Conductive Metallophthalocyanine Framework

Conductive Metallophthalocyanine Framework

Author: Angewandte Chemie International Edition

Covalent organic frameworks (COFs) are porous crystalline polymers with a range of applications, e.g., in gas storage, gas separation, and catalysis. However, the low conductivity and carrier mobility of COFs have limited their use in optoelectronics and sensing. Conductive COFs in which insulation properties, such as low charge-transfer rates and response speeds, are minimized would, thus, be useful.

Ning Huang, Zhejiang University, Hangzhou, China, Hong-Cai Zhou, Texas A&M University, College Station, USA, and colleagues have developed a conductive two-dimensional COF, NiPc-CoTAA (pictured) that consists of nickel phthalocyanines linked by Co(II) tetraaza[14]annulene units. The framework was constructed under solvothermal conditions from nickel octaminophthalocyanine, tetramethoxypropane (TMP), and cobalt acetate tetrahydrate in the presence of triethylamine as catalyst at 120 °C. The planar structure of the resulting network leads to a layered COF structure, which was confirmed using powder X‐ray diffraction.

The team found that NiPc-CoTAA is a p‐type semiconductor with a charge carrier density of 2.14·1013 cm−3, a carrier mobility of 0.15 cm2 V s–1, and an electrical conductivity of up to 8.16·10−3 S m−1. In addition, the COF can be partially oxidized by iodine to form organic radicals.

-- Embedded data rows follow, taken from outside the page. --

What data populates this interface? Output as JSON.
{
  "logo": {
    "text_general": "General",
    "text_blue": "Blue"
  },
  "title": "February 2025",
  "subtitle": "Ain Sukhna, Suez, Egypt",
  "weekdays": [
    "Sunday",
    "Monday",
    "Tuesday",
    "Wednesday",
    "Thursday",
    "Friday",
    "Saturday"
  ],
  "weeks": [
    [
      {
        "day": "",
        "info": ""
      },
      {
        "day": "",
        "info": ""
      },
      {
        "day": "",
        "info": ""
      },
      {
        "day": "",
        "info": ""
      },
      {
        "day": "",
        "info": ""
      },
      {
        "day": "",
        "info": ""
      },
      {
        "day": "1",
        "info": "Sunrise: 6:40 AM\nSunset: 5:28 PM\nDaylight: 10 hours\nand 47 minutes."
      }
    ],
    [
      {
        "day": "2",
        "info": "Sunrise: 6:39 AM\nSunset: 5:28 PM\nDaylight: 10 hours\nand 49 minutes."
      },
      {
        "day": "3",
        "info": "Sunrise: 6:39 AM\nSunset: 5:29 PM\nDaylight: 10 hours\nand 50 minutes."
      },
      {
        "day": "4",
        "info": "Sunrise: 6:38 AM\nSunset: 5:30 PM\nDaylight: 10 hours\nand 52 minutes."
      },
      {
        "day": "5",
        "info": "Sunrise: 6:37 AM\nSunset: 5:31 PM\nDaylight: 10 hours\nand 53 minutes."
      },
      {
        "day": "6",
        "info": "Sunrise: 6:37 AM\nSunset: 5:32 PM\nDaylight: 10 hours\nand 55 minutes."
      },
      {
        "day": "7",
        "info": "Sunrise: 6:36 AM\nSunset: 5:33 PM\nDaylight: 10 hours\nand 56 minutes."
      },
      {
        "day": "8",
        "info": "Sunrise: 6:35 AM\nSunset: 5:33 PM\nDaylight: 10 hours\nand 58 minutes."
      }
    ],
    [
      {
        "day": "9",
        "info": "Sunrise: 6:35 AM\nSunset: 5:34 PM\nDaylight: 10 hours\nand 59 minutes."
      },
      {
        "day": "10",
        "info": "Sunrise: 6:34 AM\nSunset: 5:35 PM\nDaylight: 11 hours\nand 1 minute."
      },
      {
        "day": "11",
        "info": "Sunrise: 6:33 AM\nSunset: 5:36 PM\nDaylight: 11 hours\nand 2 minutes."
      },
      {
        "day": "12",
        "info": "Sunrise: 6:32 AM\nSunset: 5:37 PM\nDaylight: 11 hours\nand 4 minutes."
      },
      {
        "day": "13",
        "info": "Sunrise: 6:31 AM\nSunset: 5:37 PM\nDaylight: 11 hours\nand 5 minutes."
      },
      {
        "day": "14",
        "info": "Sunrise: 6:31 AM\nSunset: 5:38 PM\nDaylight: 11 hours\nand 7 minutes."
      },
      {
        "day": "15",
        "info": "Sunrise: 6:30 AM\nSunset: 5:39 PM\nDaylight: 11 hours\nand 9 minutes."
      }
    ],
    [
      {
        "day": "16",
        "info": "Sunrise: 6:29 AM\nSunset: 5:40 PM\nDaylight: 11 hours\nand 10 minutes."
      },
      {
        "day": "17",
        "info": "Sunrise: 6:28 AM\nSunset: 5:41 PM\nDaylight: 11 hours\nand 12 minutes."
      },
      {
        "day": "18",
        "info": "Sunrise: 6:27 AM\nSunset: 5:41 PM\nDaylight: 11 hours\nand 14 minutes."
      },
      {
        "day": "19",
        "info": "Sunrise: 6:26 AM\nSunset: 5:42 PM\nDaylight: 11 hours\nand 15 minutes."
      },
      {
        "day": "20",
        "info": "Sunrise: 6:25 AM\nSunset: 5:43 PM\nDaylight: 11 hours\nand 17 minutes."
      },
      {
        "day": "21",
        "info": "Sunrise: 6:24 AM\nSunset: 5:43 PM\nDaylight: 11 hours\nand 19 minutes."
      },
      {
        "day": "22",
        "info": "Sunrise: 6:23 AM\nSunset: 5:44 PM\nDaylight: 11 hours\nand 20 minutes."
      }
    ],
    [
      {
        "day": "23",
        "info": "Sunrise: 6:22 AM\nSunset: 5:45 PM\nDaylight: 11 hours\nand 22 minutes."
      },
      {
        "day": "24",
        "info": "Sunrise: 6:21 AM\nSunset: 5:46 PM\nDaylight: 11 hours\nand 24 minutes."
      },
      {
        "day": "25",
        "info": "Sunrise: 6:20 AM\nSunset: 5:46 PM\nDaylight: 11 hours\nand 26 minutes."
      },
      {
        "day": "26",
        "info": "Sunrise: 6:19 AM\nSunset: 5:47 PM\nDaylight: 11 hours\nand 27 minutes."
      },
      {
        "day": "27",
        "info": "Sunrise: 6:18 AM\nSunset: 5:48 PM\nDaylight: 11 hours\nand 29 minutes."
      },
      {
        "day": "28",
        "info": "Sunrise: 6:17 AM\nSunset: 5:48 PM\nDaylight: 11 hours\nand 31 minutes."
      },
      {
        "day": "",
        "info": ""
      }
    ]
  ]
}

The resulting iodine-doped COF has an electrical conductivity of up to 0.52 S m–1, one of the highest values among reported 2D framework materials. To demonstrate the potential of the material for applications, the team prepared NiPc‐CoTAA thin films with tunable thicknesses from 100 to 1000 nm using a steam-assisted conversion method and used them as chemiresistive sensors for toxic gases, e.g., nitrogen dioxide.